Ad-hoc meetings are also inefficient. Without proper structure, they produce decisions of inferior quality. Meeting notes are unlikely to be captured, causing a loss of the decisions’ rationale and eliminating a mean to hold people accountable for agreed actions in subsequent meetings.
Few firms or leaders anticipate emerging complexity and new management requirements, to put the right management control processes in place and avoid the upward delegation trap. This is precisely what a management control cycle (MCC) brings, through a precisely designed hierarchy of meetings with clearly understood frequencies, structured agendas and carefully selected attendees. During MCC meetings, issues are discussed by those closest to them, with the skills, competence and authority to make the right decisions. KPIs supporting the meetings allow participants to quickly spot issues, identify problem root causes, and timely implement fixes.
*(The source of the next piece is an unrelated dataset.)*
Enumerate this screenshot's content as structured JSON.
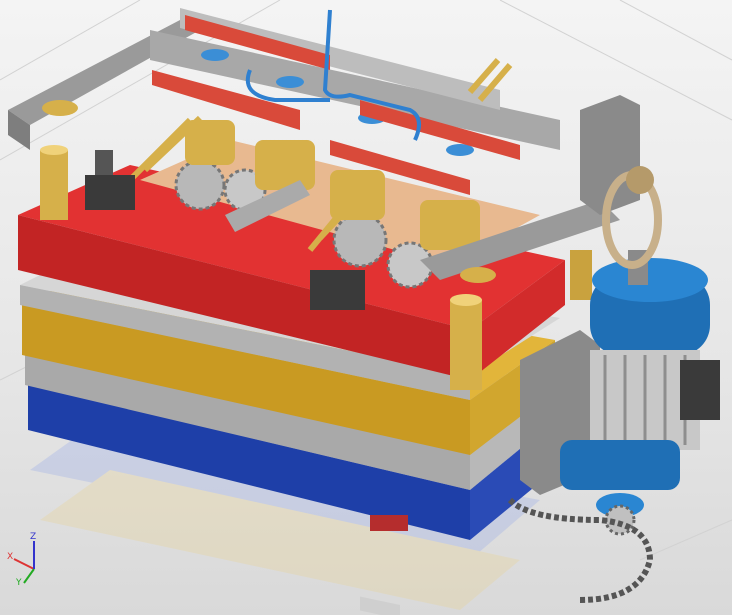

A Management Control Cycle is built on three principles. First, meetings have a scope such that attendees are accountable for all items discussed and resulting actions are logically allocated. Second, the MCC allows escalation of decisions only for justified exceptions, when remedial actions are not delivering the expected results. Third, the MCC’s rhythm of regular follow-up prevents issues from festering or going undetected. Meetings on operational issues are the most frequent. Quick feedback loops validate actions and demonstrate control on issues before they need to be escalated.
Management Control Cycles are often set-up with three distinct layers, each with a remit of increasing scope. In this way, the mid-level MCC acts as a buffer between operationally driven meetings involving front-line managers and strategically oriented meetings involving executives. Adding more layers slows down decision-making, while reducing to two levels risks micro-management and excessive escalation.
Putting efficient management processes in place is not easy. In the absence of established standards, managers will typically resist change. Yet, best practice management processes exist in each function, and they are best implemented with a bottom-up approach, combining agreed procedures, KPIs, templates and rituals to shift management behaviour. For those organisations ready to rise to the challenge, and transform their management processes, the MCC is a powerful lever to shift performance and anchor one of the last sustainable competitive advantages: the ability to collectively execute and move fast.
So, when you begin to have the sense that your business lacks traction in taking and implementing decisions, it might be worth asking yourself the following questions:
- How many members of the management team are working under their paygrade?
- How often are all-hands-on-deck meetings organised to address crises?
- How many internal meetings do members of the management team attend? What is the quality of these meetings’ outcome?